Friday, July 14, 2006

philosophy

Following on from my recent posts "tautology" and "radical", here is my draft review of Radical Democracy and Beyond Hegemony: "Radical Philosophy?". As it is a draft, please do not cite without permission.

As a taster, the conclusion:

Schecter's critique of purported post-liberalism, as simply a warmed-over liberalism that conserves the worst rather than the best of what it claims to supercede, is a useful antidote to theories of radical democracy. His analysis of liberalism's paradoxes, while not always novel, is also sharp and to the point. However, he might have considered more the possibility that we are already living in a posthegemonic age. Bush, Blair, and Co. hardly stir themselves much to fabricate consensus these days--indeed, Blair's main argument for the war in Iraq is now that precisely the unpopularity of his policies is a guarantee that he is not merely bowing to the court of legitimate public opinion.
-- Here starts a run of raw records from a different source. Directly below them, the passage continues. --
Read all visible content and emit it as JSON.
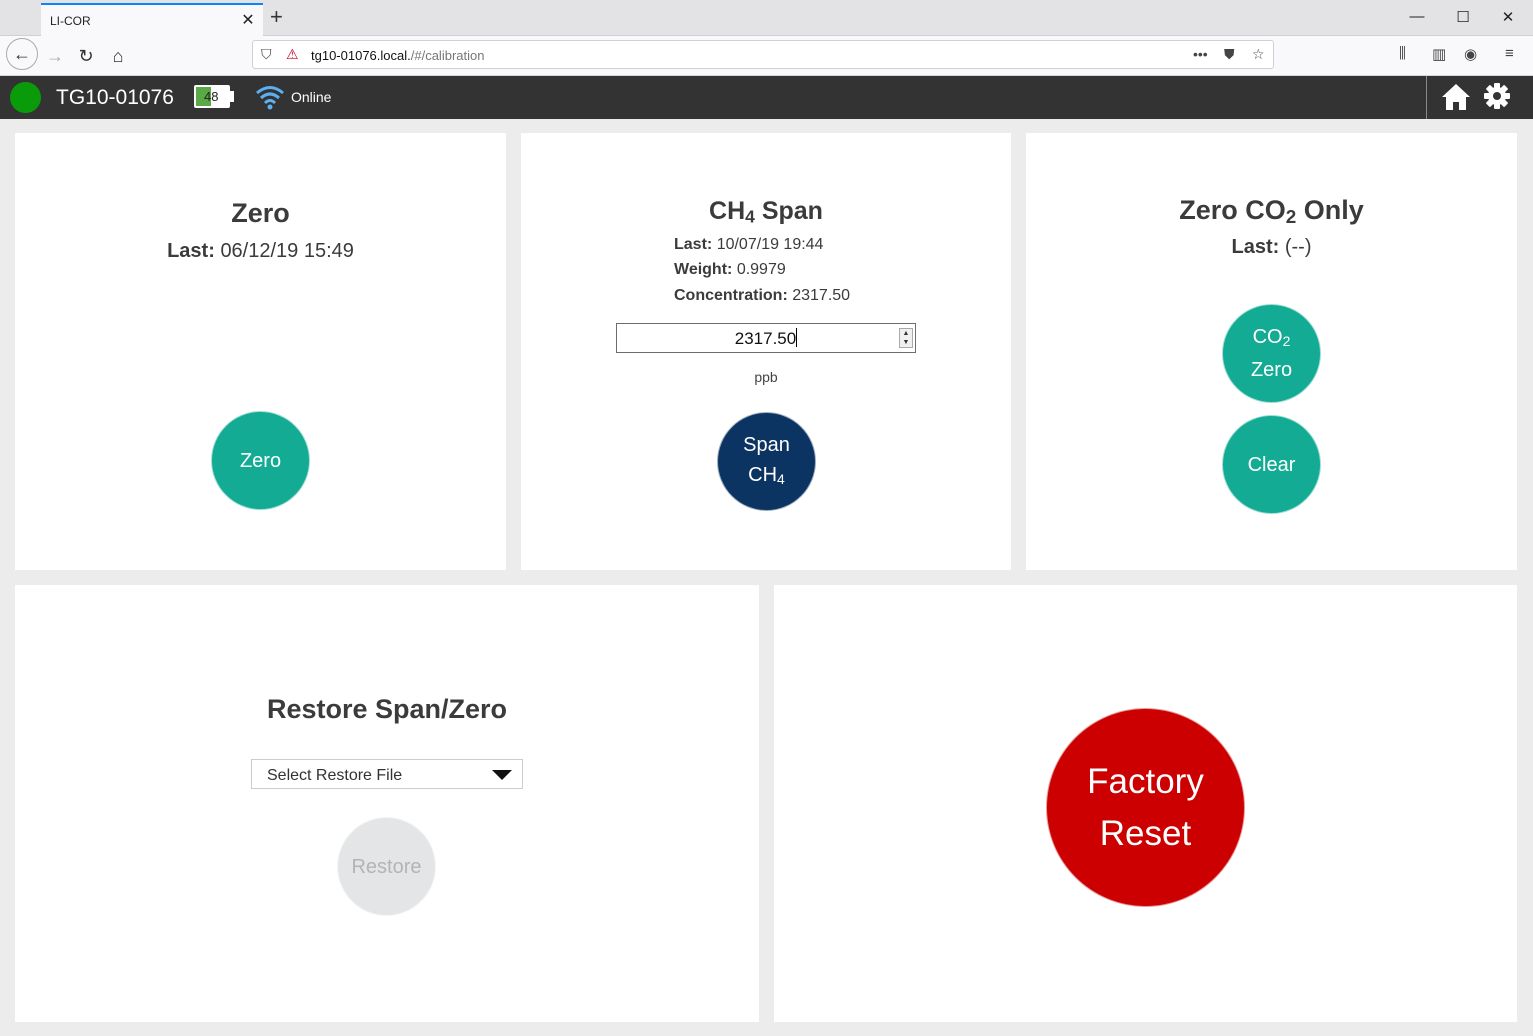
{
  "browser": {
    "tab_title": "LI-COR",
    "url_host": "tg10-01076.local.",
    "url_path": "/#/calibration"
  },
  "header": {
    "device_name": "TG10-01076",
    "battery_level": "48",
    "battery_fraction": 0.48,
    "network_status": "Online",
    "status_color": "#0a9b0a"
  },
  "zero_panel": {
    "title": "Zero",
    "last_label": "Last:",
    "last_value": "06/12/19 15:49",
    "button_label": "Zero"
  },
  "span_panel": {
    "title_prefix": "CH",
    "title_sub": "4",
    "title_suffix": " Span",
    "last_label": "Last:",
    "last_value": "10/07/19 19:44",
    "weight_label": "Weight:",
    "weight_value": "0.9979",
    "concentration_label": "Concentration:",
    "concentration_value": "2317.50",
    "input_value": "2317.50",
    "unit": "ppb",
    "button_line1": "Span",
    "button_line2_prefix": "CH",
    "button_line2_sub": "4"
  },
  "co2_panel": {
    "title_prefix": "Zero CO",
    "title_sub": "2",
    "title_suffix": " Only",
    "last_label": "Last:",
    "last_value": "(--)",
    "zero_button_prefix": "CO",
    "zero_button_sub": "2",
    "zero_button_line2": "Zero",
    "clear_button": "Clear"
  },
  "restore_panel": {
    "title": "Restore Span/Zero",
    "select_label": "Select Restore File",
    "button_label": "Restore"
  },
  "factory_panel": {
    "button_line1": "Factory",
    "button_line2": "Reset"
  },
  "colors": {
    "teal": "#13ab93",
    "navy": "#0c3462",
    "red": "#cc0000",
    "header_bg": "#333333"
  }
}
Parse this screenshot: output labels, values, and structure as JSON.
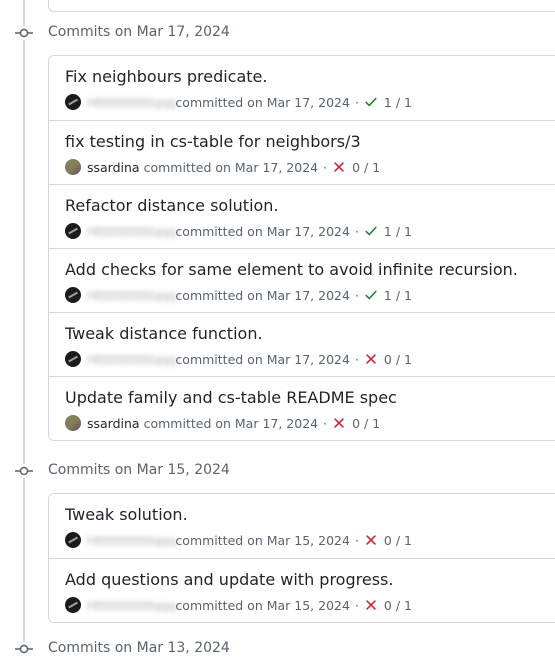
{
  "groups": [
    {
      "title": "Commits on Mar 17, 2024",
      "commits": [
        {
          "message": "Fix neighbours predicate.",
          "author": "Htttttttttttttqqq",
          "author_hidden": true,
          "avatar": "dark",
          "committed": "committed on Mar 17, 2024",
          "status": "success",
          "count": "1 / 1"
        },
        {
          "message": "fix testing in cs-table for neighbors/3",
          "author": "ssardina",
          "author_hidden": false,
          "avatar": "photo",
          "committed": "committed on Mar 17, 2024",
          "status": "failure",
          "count": "0 / 1"
        },
        {
          "message": "Refactor distance solution.",
          "author": "Htttttttttttttqqq",
          "author_hidden": true,
          "avatar": "dark",
          "committed": "committed on Mar 17, 2024",
          "status": "success",
          "count": "1 / 1"
        },
        {
          "message": "Add checks for same element to avoid infinite recursion.",
          "author": "Htttttttttttttqqq",
          "author_hidden": true,
          "avatar": "dark",
          "committed": "committed on Mar 17, 2024",
          "status": "success",
          "count": "1 / 1"
        },
        {
          "message": "Tweak distance function.",
          "author": "Htttttttttttttqqq",
          "author_hidden": true,
          "avatar": "dark",
          "committed": "committed on Mar 17, 2024",
          "status": "failure",
          "count": "0 / 1"
        },
        {
          "message": "Update family and cs-table README spec",
          "author": "ssardina",
          "author_hidden": false,
          "avatar": "photo",
          "committed": "committed on Mar 17, 2024",
          "status": "failure",
          "count": "0 / 1"
        }
      ]
    },
    {
      "title": "Commits on Mar 15, 2024",
      "commits": [
        {
          "message": "Tweak solution.",
          "author": "Htttttttttttttqqq",
          "author_hidden": true,
          "avatar": "dark",
          "committed": "committed on Mar 15, 2024",
          "status": "failure",
          "count": "0 / 1"
        },
        {
          "message": "Add questions and update with progress.",
          "author": "Htttttttttttttqqq",
          "author_hidden": true,
          "avatar": "dark",
          "committed": "committed on Mar 15, 2024",
          "status": "failure",
          "count": "0 / 1"
        }
      ]
    },
    {
      "title": "Commits on Mar 13, 2024",
      "commits": []
    }
  ],
  "colors": {
    "success": "#1a7f37",
    "failure": "#d1242f",
    "border": "#d0d7de",
    "muted": "#59636e"
  }
}
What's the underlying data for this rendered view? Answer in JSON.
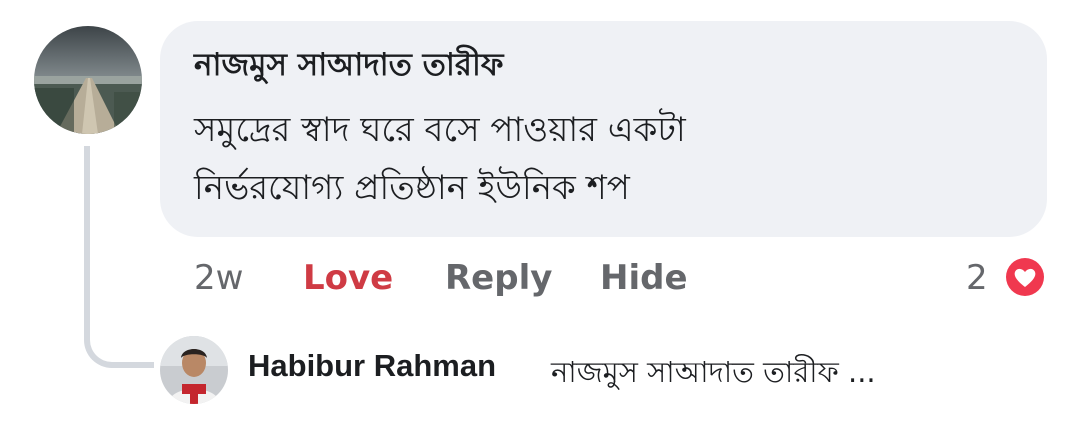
{
  "comment": {
    "author": "নাজমুস সাআদাত তারীফ",
    "lines": [
      "সমুদ্রের স্বাদ ঘরে বসে পাওয়ার একটা",
      "নির্ভরযোগ্য প্রতিষ্ঠান ইউনিক শপ"
    ],
    "avatar_icon": "pier-sea-photo-avatar"
  },
  "actions": {
    "time": "2w",
    "love": "Love",
    "reply": "Reply",
    "hide": "Hide"
  },
  "reactions": {
    "count": "2",
    "icon": "love-heart-icon",
    "color": "#f0384f"
  },
  "reply_preview": {
    "author": "Habibur Rahman",
    "text": "নাজমুস সাআদাত তারীফ ...",
    "avatar_icon": "person-photo-avatar"
  },
  "colors": {
    "bubble": "#eff1f5",
    "love_active": "#cf3b44",
    "muted": "#65676b",
    "thread_line": "#d4d8de"
  }
}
Moreover, is not Schecter's dream of a "constant exchange of information between producers [. . .] and consumers" (138) not already with us albeit in the form of questionnaires, focus groups, and the information derived from loyalty cards on the one hand, and advertising and the ideologies of business transparency on the other? We are already beyond hegemony, and whatever else radicalism might be, surely it does not involve rescuing liberalism, whether in its purer, idealist, form or in its corrupt, democratizing, incarnations.